Good men think of others, encourage others, include others, and stand for the truth.
In Acts 13, two men prepared for a journey that would change the world. One was known and respected throughout the church, the other was a newcomer with a tainted past -- Barnabas and Saul of Tarsus. However, 2000 years later, the lesser known is now considered one of the pivotal people in the history of the early church (if not history itself), and the one well known at the time little more than a footnote in the history of the New Testament. But, what a footnote he was!
If there is one passage that sums Barnabas up it is Acts 11:24, "For he was a good man, full of the Holy Spirit and of faith." While many would wince at what the world views as a rather drab description ("good"), his goodness made him quite distinct and worthy of imitation. "Goodness" is a character trait that is to be found in a disciple of Christ (Gal. 5:22). So, what made Barnabas so good?
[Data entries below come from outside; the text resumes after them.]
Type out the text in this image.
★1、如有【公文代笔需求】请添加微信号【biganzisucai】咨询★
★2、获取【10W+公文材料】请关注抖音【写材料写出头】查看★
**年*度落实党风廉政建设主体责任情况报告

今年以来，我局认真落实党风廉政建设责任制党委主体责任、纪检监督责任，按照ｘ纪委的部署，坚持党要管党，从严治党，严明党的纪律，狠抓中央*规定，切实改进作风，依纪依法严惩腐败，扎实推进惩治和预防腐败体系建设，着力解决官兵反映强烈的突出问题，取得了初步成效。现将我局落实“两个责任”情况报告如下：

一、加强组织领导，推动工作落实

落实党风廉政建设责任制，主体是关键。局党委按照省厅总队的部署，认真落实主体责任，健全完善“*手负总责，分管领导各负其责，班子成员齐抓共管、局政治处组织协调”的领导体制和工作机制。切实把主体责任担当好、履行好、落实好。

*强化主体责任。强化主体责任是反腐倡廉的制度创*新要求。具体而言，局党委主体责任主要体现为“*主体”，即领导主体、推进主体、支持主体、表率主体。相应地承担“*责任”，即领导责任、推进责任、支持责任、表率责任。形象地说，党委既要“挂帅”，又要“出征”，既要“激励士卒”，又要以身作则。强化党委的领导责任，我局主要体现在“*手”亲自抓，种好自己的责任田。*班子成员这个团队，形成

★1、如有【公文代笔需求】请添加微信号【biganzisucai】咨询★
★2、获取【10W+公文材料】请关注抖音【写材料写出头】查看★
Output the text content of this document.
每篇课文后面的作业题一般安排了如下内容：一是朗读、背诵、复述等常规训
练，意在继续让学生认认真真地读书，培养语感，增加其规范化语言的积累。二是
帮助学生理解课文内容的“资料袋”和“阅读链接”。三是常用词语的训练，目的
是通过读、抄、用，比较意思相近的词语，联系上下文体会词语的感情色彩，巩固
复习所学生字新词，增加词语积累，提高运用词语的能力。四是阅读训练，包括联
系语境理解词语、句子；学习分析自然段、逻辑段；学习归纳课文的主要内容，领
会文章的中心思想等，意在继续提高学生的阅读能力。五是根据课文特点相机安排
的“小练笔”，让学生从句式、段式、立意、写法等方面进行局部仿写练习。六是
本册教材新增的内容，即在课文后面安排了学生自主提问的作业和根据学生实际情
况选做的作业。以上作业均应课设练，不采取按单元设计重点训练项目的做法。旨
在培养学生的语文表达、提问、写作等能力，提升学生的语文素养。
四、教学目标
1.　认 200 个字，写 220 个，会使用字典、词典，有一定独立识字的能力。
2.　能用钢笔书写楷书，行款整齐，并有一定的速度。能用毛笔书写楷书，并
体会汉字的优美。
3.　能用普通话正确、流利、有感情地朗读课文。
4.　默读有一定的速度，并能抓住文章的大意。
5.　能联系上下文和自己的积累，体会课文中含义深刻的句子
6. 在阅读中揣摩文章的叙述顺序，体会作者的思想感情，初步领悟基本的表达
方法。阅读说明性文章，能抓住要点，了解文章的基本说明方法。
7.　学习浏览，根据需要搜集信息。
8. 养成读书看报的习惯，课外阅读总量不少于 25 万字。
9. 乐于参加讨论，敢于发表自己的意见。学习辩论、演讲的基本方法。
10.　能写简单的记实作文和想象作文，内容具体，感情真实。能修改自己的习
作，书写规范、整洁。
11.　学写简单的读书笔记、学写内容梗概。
First, Barnabas was good because he thought of others. The first tiem we are introduced to him he is seen as a giver (Acts 4: 36,37). In the early church, many of the pilgrims to Jerusalem at Pentecost stayed behind to learn and were in deep need of care. A spirit of generosity arose (4:34), with Barnabas being specifically mentioned. We don't know how much he gave, but we can be certain it wasn't pocket change! How many of us would have done the same for people we barely knew? You can answer this question today by looking at how you spend your money, time, and energies in helping others. What the church needs today are more people who take their faith seriously like Barnabas (Jas. 1:22; 2:13,14; 1 Jno. 3:14-19). Christians who are always looking for ways to help others. We learn from Barnabas that good people look to others and earnestlytry to make a difference in their lives.
Second, he was good because he encouraged others. In the same text, we find the apostles named him "Barnabas," which meant "Son of Encouragement." For lack of a better term, it was a nickname a term of endearment. One does not get such a name unless it is earned. He proved his ability to encourage others. "Encouragement" did not mean he went around patting people on the back and telling them to "hang in there!" It means to comfort, console, entreat, or counsel. He was a man who noticed people and wanted to bring out the best in them -- he pulled for the underdog. This was seen inhis standing next to Saul when he came to join himself to the church in Jerusalem (Acts 9:26,27). We need more people like Barnabas; Christians who are willing to work with the weak and lift them up, giving them time, attention and encouragement. This demands we look outside of our own world and into the world of others; to those who have fallen (Gal. 6:1,2); to those who sorrow (Rom. 12;15), to those who could be more in the Lord's service if helped.
Third, Barnabas was good because he included others. His reputation was so good among the saints in Jerusalem, when an incredible preaching opportunity arose in Antioch, Barnabas was the one the church sent to evangelize. Naturally, he encouraged these new saints (Acts 11:23). However, the work seemingly was greater than one man could really accomplish. Lesser men may have desired to keep all of the glory for themselves, but not this good man. He was not threatened by including others and sought out Saul of Tarsus to help. For a year they assembled with the church and taught, accomplishing, together, a great deal. Leonard Bernstein once said that the hardest instrument to play was the second violin, because no one wants to play second fiddle. Barnabas did not seem to mind as long as he could play in the band. There is always a temptation, unfortunately, to be more like Diotrephes (3 Jno. 9), excluding others in order to gain more glory and importance; not wanting to share the responsibility because we don't want to share the glory. To Barnabas, a good man, the work was more important.
Finally, he was a good man because he stood for the truth (Acts 13:46; and chapter 15). He had a deep love for the Lord. This was why he thought of others, encouraged others and included others. We learn from Barnabas that compassion and strength are not mutually exclusive of one another (2 Tim. 2:24-26). Compassion without strength is empty; strength without compassion is brutal. Because Barnabas understood this, he was a good man.
In the end, Barnabas was good because he allowed himself to be used by God and God in turn worked through him. "He was a good man" -- a simple description, but how significant!
By Mark McCrary in Biblical Insights, Vol. 5, No. 1, Jan. 2005.